We have the brood to clothe and we are fussy about what we buy them. Do the clothes make the kid? Well, they certainly can get in the way of making the kid! We want ours to look super sharp but also like kids. It’s important that they are free to move and can put their own stamp on their look. We want them to be strong, independent, confident characters who use their amazing minds and question anything they think isn’t right. We hope they will be responsible and aware by the time they leave our nest.

We are not perfect. But we are making changes to the way we consume. It really is crunch time, now people. Sustainability is a bandwagon that we all have to get on.

Join us on the journey.

Sarah

Meet our Creative Partner ~ Brothers and Sisters

Planning Meeting at Brothers and Sisters

Planning Meeting at Brothers and Sisters

We want to share our whole story with you and an important part of story of the Fableists is its characters. All of us share some common ground in that we have been connected to the advertising and film production world. We have been very lucky to spend much of our working lives in a creative environment, where collaboration is just part of the job. Over the years (too many to mention!), we have met, worked with and been awed by some amazingly talented people. Starting The Fableists didn’t spell the end of these relationships, it meant another opportunity to work with creative people we admire. We hope that through creative collaboration, we can help make some positive changes to the world in our own little way.

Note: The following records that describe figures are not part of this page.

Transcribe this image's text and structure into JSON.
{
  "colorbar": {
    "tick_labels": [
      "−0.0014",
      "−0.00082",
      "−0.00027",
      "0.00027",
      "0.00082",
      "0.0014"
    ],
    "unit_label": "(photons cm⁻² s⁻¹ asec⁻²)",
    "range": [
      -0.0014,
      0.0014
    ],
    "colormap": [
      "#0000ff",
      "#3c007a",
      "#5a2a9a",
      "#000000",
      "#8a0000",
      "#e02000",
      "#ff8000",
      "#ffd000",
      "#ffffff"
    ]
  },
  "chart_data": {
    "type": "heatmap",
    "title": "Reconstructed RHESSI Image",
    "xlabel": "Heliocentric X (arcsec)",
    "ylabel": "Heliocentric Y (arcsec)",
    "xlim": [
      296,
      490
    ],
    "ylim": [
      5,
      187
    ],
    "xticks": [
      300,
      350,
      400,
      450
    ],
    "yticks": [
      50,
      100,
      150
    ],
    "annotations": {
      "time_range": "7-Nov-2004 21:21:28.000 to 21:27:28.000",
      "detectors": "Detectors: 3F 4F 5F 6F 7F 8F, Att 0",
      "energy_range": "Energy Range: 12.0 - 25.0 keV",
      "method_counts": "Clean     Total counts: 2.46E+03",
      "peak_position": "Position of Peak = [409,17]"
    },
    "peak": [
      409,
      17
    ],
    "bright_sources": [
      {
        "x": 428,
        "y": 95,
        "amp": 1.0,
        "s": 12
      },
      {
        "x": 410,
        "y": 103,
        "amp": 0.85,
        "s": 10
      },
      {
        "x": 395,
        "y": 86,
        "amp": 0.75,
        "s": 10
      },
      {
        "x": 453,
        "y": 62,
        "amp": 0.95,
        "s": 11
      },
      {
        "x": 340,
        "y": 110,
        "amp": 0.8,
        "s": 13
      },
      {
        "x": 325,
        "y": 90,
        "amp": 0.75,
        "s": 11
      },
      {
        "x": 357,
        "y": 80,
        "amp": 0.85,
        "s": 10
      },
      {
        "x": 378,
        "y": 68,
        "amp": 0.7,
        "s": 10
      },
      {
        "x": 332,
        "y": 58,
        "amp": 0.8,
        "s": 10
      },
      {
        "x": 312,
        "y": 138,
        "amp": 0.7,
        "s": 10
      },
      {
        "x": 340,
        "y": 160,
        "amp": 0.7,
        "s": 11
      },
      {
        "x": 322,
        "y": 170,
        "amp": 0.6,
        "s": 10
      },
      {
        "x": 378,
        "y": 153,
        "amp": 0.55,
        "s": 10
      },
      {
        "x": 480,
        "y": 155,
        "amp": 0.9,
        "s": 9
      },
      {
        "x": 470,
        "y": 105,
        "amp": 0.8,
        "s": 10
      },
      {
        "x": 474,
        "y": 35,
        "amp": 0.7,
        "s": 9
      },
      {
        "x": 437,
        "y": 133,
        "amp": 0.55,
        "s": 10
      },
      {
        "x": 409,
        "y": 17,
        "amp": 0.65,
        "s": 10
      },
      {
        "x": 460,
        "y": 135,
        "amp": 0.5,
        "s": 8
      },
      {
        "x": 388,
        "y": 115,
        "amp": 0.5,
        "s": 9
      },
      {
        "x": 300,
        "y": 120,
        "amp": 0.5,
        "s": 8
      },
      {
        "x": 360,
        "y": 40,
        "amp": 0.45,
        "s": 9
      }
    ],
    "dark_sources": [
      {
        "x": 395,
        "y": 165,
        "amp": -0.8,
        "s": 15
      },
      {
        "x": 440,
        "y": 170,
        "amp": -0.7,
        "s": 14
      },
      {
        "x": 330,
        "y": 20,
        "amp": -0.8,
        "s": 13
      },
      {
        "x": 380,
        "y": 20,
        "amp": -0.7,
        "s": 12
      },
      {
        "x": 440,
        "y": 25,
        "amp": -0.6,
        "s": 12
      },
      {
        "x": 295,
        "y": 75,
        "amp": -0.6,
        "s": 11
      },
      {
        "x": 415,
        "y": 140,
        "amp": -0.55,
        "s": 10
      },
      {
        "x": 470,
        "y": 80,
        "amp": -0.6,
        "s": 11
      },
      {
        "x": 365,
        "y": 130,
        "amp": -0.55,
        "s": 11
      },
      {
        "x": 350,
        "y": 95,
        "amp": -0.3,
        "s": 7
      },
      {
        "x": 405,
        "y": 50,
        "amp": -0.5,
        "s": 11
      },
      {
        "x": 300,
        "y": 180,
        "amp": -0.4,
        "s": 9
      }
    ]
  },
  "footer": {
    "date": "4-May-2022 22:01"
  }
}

We are keen to get our ‘threads’ and story out to the world and shared our ideas and plans for The Fableists with a few advertising agencies. A chance meeting with Andy Fowler and Juliet Haygarth from Brothers and Sister in London grew into a friendly chat, that lead to further conversations. Our shared passion for the ethos behind The Fableists and their creative input and brand-building knowledge resulted in our partnering with them.

We knew straight away that Brothers and Sisters were the ideal partners for us. We couldn’t work with just any agency, it had to be one who really understood what we were trying to do. Sure, we are growing a business, and that is what all ad agencies are built to help with, but it’s not just any business. A sustainable business works on a triple bottom line model, in which the same emphasis is given to environmental and social impact as is given to profits. And you need to have partners who are 100% behind that goal.

Brothers and Sisters is one of main characters in our story. They are building the image of The Fableists and keeping us on track to bring our plans to fruition. We met with the team today, and had a cracking meeting to discuss our next steps. Photographed above are Matt Cooper, from the Fableists, planner Sophie Davies, Managing Director Juliet Haygarth and Andy Fowler, Executive Creative Director.